New Congress More Amenable to the DREAM Act
By Charles Dervarics
A bill to eliminate many higher education barriers for undocumented students may get new life in the now Democrat-controlled U.S. Congress, say advocates who hope to break a six-year stalemate on the issue.
Student groups and minority-serving organizations are touting the benefits of the DREAM Act, a bill that would open a path to immigration for college-bound students who have lived most of their lives in the United States but lack legal status. Under the bill, students who finish high school and at least two years of college could obtain permanent legal residency. They also could get greater access to in-state tuition rates.
“There are signs that Congress is beginning to take this seriously,” says Melissa Lazarin, associate director for education policy at the National Council of La Raza. She says she is encouraged that lawmakers have introduced the DREAM Act in both the House and the Senate already this year. “In past years, we haven’t been able to move this quickly,” she says.
In introducing the bill, lawmakers noted that college access for these students may help immigrant communities as well as the national economy.
“We hinder our competitiveness in the global economy by keeping large numbers of U.S.-educated immigrant young people out of college,” says U.S. Rep. Lucille Roybal-Allard, D-Calif.
Since the DREAM Act was first introduced in 2001, about 390,000 undocumented youth have graduated from high school with few realistic hopes of attending college, according to NCLR.
“When they finish high school, these students choose between working illegally or trying somehow to continue their education while under a legal cloud,” says U.S. Rep. Howard Berman, D-Calif., another co-sponsor of the bill.
The DREAM Act has met with varied degrees of support in the past six years. In May 2006, it passed the Senate as part of a comprehensive immigration reform bill, but the House never took up the measure.
It has earned as many as 48 Senate co-sponsors — including presidential hopefuls Barack Obama, D-Ill., and John McCain, R-Ariz. — and 150 House co-sponsors.
“Obviously, the shift in the House will allow more debate and dialogue,” says Lazarin. NCLR officials are optimistic the bill can clear a House committee with relative ease, meaning that floor action may be possible later this year.
Although some undocumented students may go to community colleges, their future is often bleak because their parents came to the United States illegally.

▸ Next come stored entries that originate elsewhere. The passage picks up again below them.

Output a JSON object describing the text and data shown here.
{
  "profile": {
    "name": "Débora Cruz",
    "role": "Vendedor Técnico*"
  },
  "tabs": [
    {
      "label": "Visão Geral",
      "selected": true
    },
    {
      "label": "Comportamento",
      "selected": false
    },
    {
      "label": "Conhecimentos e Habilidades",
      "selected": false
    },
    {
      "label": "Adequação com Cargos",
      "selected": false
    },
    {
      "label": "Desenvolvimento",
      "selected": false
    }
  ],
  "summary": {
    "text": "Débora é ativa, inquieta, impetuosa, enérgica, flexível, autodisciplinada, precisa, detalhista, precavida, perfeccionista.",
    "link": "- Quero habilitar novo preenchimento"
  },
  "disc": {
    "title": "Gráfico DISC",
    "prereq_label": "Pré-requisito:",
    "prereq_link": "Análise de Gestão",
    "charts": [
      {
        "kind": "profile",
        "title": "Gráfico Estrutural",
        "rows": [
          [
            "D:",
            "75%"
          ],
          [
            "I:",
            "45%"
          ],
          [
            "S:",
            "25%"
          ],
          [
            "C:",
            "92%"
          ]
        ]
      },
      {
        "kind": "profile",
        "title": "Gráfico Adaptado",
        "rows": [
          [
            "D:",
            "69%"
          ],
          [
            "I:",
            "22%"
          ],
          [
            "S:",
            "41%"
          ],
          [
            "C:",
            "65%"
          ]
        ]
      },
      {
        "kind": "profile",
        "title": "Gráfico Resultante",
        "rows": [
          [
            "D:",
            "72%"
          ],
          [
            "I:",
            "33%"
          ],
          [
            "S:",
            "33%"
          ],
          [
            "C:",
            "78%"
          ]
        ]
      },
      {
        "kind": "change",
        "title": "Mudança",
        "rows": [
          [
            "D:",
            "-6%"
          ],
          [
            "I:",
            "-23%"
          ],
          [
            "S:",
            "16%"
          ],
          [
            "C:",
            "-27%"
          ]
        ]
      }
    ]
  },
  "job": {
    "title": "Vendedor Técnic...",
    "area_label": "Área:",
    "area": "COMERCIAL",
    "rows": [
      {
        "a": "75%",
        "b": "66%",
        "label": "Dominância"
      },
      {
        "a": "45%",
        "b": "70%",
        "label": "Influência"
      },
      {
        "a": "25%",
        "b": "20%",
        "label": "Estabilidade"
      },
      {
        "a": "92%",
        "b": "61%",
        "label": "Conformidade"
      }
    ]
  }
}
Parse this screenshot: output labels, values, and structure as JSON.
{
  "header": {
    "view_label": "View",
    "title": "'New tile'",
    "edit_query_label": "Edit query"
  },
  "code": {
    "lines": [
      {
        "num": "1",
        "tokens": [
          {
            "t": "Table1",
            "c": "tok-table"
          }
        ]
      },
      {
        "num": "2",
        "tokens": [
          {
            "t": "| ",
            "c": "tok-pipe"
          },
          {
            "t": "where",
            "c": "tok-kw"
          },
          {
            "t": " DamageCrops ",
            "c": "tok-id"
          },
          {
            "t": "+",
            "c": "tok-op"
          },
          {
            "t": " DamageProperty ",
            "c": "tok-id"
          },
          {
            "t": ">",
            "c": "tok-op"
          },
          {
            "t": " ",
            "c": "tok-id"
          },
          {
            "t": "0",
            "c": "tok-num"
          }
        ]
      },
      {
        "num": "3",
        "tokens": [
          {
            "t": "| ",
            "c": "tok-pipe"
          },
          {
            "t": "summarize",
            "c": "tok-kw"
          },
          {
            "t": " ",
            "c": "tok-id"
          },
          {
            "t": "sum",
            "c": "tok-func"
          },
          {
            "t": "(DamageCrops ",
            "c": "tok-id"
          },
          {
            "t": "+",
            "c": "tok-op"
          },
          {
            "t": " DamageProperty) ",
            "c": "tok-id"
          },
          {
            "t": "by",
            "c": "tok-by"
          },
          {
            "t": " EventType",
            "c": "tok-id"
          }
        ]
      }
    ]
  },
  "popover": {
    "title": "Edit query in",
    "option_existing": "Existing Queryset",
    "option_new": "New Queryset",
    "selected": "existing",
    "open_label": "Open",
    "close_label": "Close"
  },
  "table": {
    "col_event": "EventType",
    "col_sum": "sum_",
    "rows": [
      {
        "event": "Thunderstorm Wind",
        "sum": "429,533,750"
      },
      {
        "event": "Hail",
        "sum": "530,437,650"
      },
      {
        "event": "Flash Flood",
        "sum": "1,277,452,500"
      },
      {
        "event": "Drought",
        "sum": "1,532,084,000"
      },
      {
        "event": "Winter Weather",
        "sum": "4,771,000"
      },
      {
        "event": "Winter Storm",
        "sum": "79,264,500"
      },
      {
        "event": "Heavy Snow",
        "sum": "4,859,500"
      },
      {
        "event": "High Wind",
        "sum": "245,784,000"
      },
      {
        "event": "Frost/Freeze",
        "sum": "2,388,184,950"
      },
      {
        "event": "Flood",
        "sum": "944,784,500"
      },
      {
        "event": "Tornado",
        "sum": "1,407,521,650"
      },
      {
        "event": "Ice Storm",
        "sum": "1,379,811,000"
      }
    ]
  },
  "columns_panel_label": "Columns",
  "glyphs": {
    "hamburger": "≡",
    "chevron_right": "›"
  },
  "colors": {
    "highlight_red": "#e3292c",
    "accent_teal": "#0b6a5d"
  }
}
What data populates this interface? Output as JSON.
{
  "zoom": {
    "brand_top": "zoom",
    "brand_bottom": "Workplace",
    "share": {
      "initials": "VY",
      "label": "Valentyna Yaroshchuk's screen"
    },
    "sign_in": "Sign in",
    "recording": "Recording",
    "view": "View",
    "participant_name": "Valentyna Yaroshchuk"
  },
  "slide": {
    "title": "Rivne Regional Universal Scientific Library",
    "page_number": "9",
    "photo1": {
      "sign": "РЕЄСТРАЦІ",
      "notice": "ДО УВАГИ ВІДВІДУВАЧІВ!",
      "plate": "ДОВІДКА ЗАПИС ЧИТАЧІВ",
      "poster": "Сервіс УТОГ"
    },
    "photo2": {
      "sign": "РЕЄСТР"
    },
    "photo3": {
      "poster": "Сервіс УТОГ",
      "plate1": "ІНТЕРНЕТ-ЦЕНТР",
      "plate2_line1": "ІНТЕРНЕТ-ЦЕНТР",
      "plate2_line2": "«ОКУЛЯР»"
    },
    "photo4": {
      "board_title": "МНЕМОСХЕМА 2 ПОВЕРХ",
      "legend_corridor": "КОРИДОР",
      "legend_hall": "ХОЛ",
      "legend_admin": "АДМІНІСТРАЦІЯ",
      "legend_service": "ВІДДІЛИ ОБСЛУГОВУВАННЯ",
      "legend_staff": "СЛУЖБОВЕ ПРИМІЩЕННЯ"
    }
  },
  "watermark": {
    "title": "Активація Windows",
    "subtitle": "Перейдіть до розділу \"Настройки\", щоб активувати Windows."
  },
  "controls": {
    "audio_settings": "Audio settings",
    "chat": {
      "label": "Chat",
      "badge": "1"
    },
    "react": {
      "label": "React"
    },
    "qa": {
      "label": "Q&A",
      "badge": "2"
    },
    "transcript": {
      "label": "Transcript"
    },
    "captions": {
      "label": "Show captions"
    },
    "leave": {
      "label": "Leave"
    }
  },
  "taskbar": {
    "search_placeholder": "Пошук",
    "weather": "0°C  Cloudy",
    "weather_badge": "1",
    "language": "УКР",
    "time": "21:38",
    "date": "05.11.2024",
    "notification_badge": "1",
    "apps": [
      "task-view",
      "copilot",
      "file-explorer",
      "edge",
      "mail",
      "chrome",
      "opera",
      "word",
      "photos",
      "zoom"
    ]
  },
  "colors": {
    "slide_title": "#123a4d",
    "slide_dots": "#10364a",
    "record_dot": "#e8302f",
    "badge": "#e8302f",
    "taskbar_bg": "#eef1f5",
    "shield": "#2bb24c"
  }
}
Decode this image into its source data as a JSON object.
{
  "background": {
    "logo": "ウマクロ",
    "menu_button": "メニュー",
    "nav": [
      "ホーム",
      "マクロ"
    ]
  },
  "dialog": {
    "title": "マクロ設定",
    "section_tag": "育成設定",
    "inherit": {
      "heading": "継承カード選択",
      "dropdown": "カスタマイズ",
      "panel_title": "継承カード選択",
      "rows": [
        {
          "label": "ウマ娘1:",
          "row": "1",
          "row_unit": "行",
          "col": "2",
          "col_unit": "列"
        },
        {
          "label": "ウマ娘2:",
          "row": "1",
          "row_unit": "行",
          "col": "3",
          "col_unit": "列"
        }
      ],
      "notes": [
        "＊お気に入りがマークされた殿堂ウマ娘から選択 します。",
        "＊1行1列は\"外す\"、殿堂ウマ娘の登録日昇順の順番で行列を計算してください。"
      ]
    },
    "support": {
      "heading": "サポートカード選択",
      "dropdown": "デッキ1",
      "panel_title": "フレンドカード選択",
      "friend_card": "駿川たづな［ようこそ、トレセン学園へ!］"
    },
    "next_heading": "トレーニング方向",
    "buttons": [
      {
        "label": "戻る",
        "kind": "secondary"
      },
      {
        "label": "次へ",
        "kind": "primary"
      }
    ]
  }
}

“These students go through K-12 expecting to get into higher education, and then they’re told that’s not possible,” says Scott Lu, director of USSA’s students of color campus diversity project.
Among other provisions, the DREAM Act would provide conditional permanent resident status to students who have graduated from a two-year college, studied two years toward a bachelor’s degree or served in the U.S. Armed Forces for two years. To qualify, students must have been brought to the United States more than five years ago, when they were age 15 or younger.
Another provision would repeal sections of a 1996 law that discourages states from offering in-state tuition to undocumented immigrants.
Since that law took effect, 10 states have enacted laws permitting undocumented students to pay in-state college tuition if they graduated from a high school within that state.
The DREAM Act continues to face strong opposition from groups seeking more controls on immigration, however. The proposal is “a massive illegal alien amnesty program disguised as an educational initiative,” according to the Federation for American Immigration Reform, a Washington, D.C., group.
Advocates believe that 2007 is a crucial year for the bill. Despite the change in power on Capitol Hill, the window of opportunity may close as neither political party is likely to take up such a controversial issue in 2008, an election year.
No action on the DREAM Act is currently scheduled. But one congressional aide says sponsors are “equally, if not more optimistic” that some action will take place this year.
Prompt action would help thousands of undocumented students preparing to graduate from high school later this spring.
“These students are American in every way except one,” says NCLR President Janet Murguia. “They simply lack the opportunity that many Americans have — the chance to become educated and get ahead in life.”